Defence lawyers in the murder trial of music producer Phil Spector have tried to stop prosecutors obtaining a sworn statement he made in a separate case.
Mr Spector produced records by The Beatles and The Ronettes
Prosecutors want a transcript and video of Mr Spector's deposition in a lawsuit he filed to retrieve a $1m (£562,000) fee he paid his former defence lawyer.
His new defence argued it was protected by lawyer-client privilege. A hearing on the matter was set for 2 December.
Mr Spector, 65, has denied murdering actress Lana Clarkson, 40, in 2003.
His defence team have filed a motion arguing Mr Spector would not have given a statement to his former lawyer if he had "thought that his deposition would be anything but privileged and confidential".
The music producer filed a case against his former lawyer in the murder case, Robert Shapiro, after an acrimonious split.
The deposition in question was filed on 19 July 2005.
Lana Clarkson died at Mr Spector's mansion in Alhambra
On Monday, Mr Spector's lawyers asked that an apparent admission made by the music producer to police after a woman was shot dead be ruled out of his trial.
They said comments made after Lana Clarkson died at Mr Spector's home are inadmissible as he had prescription drug withdrawal symptoms.
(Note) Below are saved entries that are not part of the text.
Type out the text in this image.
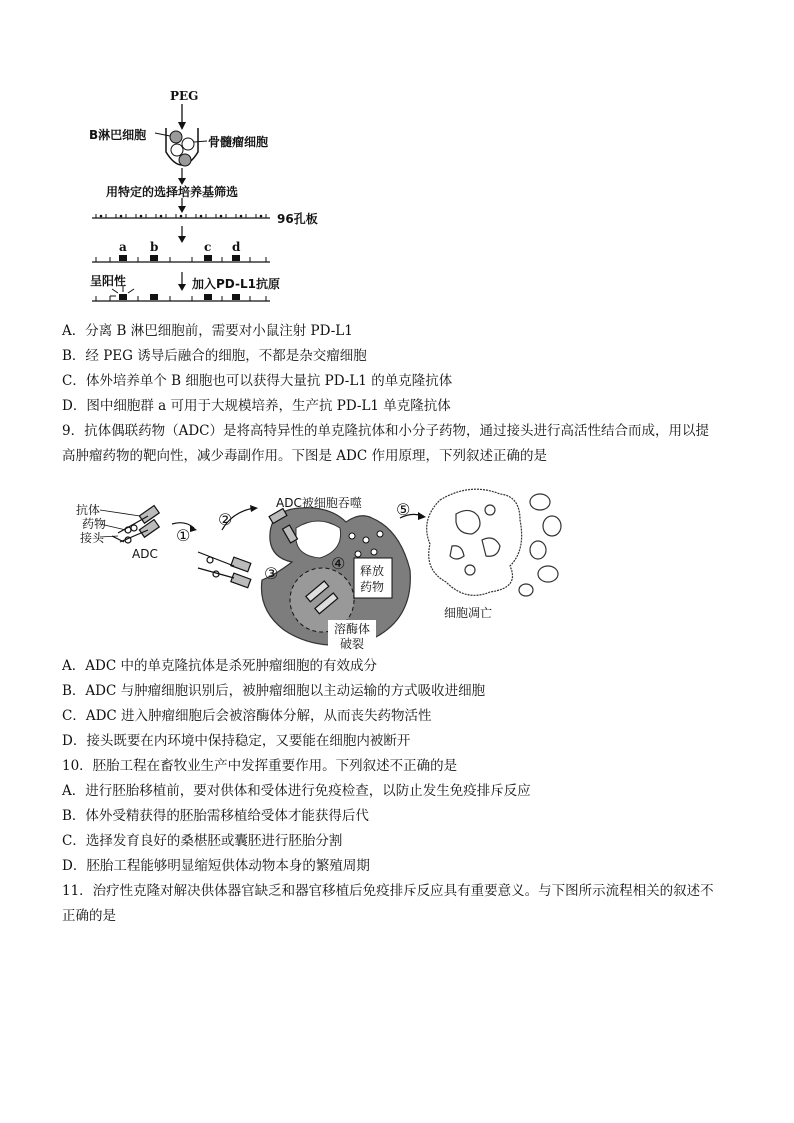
PEG
B淋巴细胞	骨髓瘤细胞
用特定的选择培养基筛选
96孔板
a b	c d
呈阳性	加入PD-L1抗原
A．分离 B 淋巴细胞前，需要对小鼠注射 PD-L1
B．经 PEG 诱导后融合的细胞，不都是杂交瘤细胞
C．体外培养单个 B 细胞也可以获得大量抗 PD-L1 的单克隆抗体
D．图中细胞群 a 可用于大规模培养，生产抗 PD-L1 单克隆抗体
9．抗体偶联药物（ADC）是将高特异性的单克隆抗体和小分子药物，通过接头进行高活性结合而成，用以提
高肿瘤药物的靶向性，减少毒副作用。下图是 ADC 作用原理，下列叙述正确的是
抗体
药物
接头
ADC
ADC被细胞吞噬
①
②
③
④
⑤
释放
药物
溶酶体
破裂
细胞凋亡
A．ADC 中的单克隆抗体是杀死肿瘤细胞的有效成分
B．ADC 与肿瘤细胞识别后，被肿瘤细胞以主动运输的方式吸收进细胞
C．ADC 进入肿瘤细胞后会被溶酶体分解，从而丧失药物活性
D．接头既要在内环境中保持稳定，又要能在细胞内被断开
10．胚胎工程在畜牧业生产中发挥重要作用。下列叙述不正确的是
A．进行胚胎移植前，要对供体和受体进行免疫检查，以防止发生免疫排斥反应
B．体外受精获得的胚胎需移植给受体才能获得后代
C．选择发育良好的桑椹胚或囊胚进行胚胎分割
D．胚胎工程能够明显缩短供体动物本身的繁殖周期
11．治疗性克隆对解决供体器官缺乏和器官移植后免疫排斥反应具有重要意义。与下图所示流程相关的叙述不
正确的是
Mr Spector allegedly said: "I didn't mean to shoot her."
A hearing in Los Angeles on Thursday will decide if the statements will be included at his trial in January.
Mr Spector, known for his "wall of sound" production technique, has pleaded not guilty and is free on $1m (£565,000) bail.
If convicted, he faces life imprisonment.
Ms Clarkson starred in Roger Corman's cult film Barbarian Queen and had been working as a hostess at the House of Blues venue in Hollywood.